Hach ja. War das schön…

10 Dinge
 

10 Begegnungen

Datum: 9.6.2008
  1. Ein schwangeres Mädchen, zusammen mit ihrer Freundin. Die Schwangere hat einen unbeschwerteren Gang als die andere.
  2. Eine alte Frau im Rollstuhl, der geschoben wird von einem, der ihr Sohn sein, aber auch das Zimmer neben ihr im nahe gelegenen Seniorenwohnheim inne haben könnte. Vielleicht trifft auch beides zu.
  3. Ein Kaugummi kauender Parksheriff, der mich so misstrauisch ansieht, als hätte er einen Röntgenblick für verjährte Parksünden.
  4. Ein Kind mit Hamburger in der Hand unterhält sich in einer fremden Sprache, unverständlich, jedoch sehr enthusiastisch, mit einer Gegensprechanlage.
  5. Auf ein fremdes Fensterbrett gestützt mache ich Notizen, als ein älteres Paar vorbeigeht, jäh verstummt und mich unverhohlen und abschätzend mustert. man hat nicht in der Öffentlichkeit zu schreiben, sondern sich unauffällig zu verhalten.
  6. An der Ampel: eine Frau mit einem kleinen Kind an der Hand, das allem Anschein nach ihr Enkel ist. Sie haben beide die gleiche Frisur.
  7. “Hallo, hast du zwei Minuten Zeit? Es geht um etwas wirklich Wichtiges!” – “Es geht immer um etwas wirklich Wichtiges…” Ich habe keine Lust, für den WWF zu spenden.
  8. Vor einem Haus, von dessen Dach Fahrräder hängen, sitzen Menschen auf einer Bank unter dem einzigen Baum in der langen, grauen, schmutzigen Straße, und wirken dabei so entspannt und heiter, als säßen sie in karibischer Idylle unter Palmen.
  9. In der Fußgängerzone spielt ein Bettler Geige. Ein anderer kommt vorbei, Zigarette im Mundwinkel, Kleidung ungepflegt, Laune aber offensichtlich blendend, beginnt spontan zur Geigenmusik zu tanzen. Der Alte lacht.
  10. Eine Frau versucht vergebens eine Schiebetür zu putzen. Immer, wenn sie über die verschmierte Scheibe wischt, gleitet diese zur Seite, und sie muss warten, bis sich die Tür wieder schließt, und das Spiel von neuem beginnt.
10 Dinge
 

10 Dinge, die am Gehsteig lagen

Datum: 29.5.2008

Beim ziellosen Wandern durch die Straßen…
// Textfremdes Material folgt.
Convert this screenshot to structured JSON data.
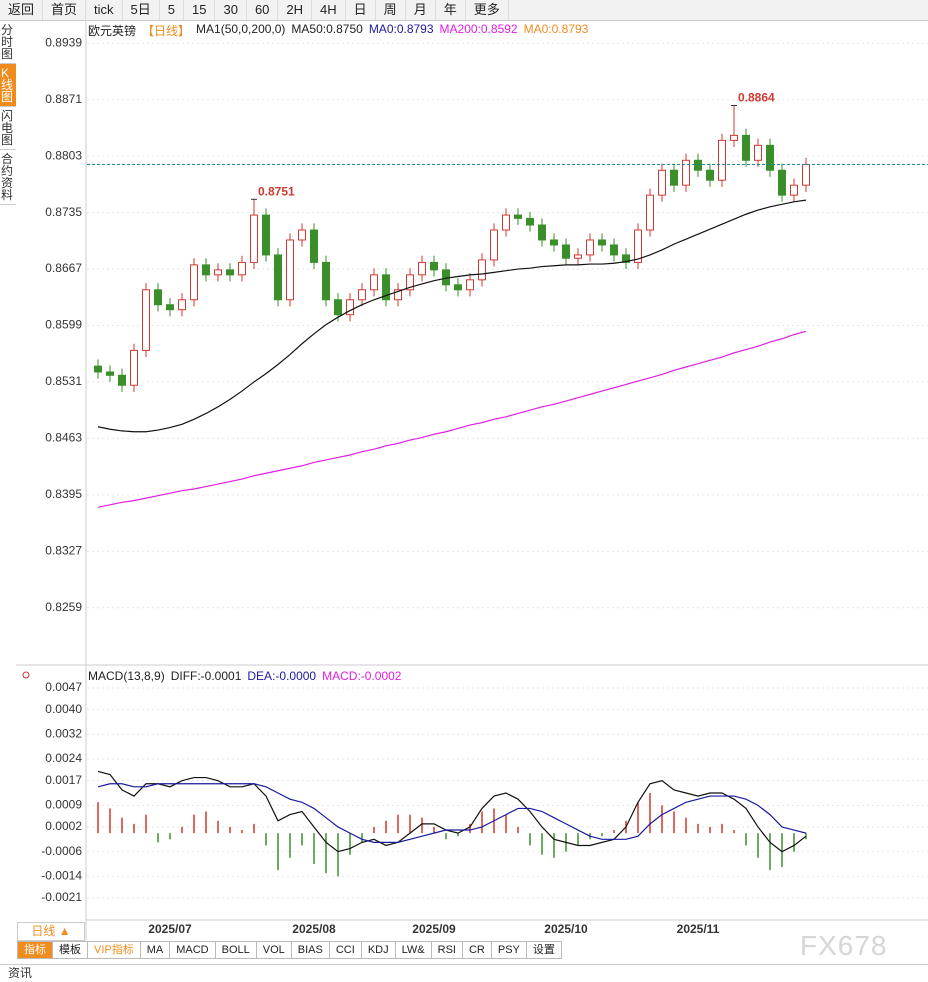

  1. Plastiklöffel vom Eis essen (2x – jahreszeitbedingt)
  2. Einkaufszettel (jemand hat Semmeln gekauft)
  3. Einladung einer ominösen Firma nebenbei 200 € pro Woche zu verdienen
  4. Bratwurst (nein, das versinnbildlicht nichts! Da lag tatsächlich eine Wurst. Nicht mehr, nicht weniger…)
  5. Zertretene Blume (metaphorisch anfällig)
  6. Coffee-to-go Pappbecher (von Eduscho. Interessant, weil der nächste, grob gesprochen, am anderen Ende der Stadt liegt)
  7. Feder (2x – mutmaßlich Taube)
  8. Hund (lag tatsächlich am Gehsteig herum. Als hätte man ihn da vergessen… [Beweis])
  9. Tennisball (womöglich gehörte er dem Hund…)
  10. Fahrrad ohne Sitz

PS: War besessen von der Idee, eine Münze zu finden. Blieb unbefriedigt, leider.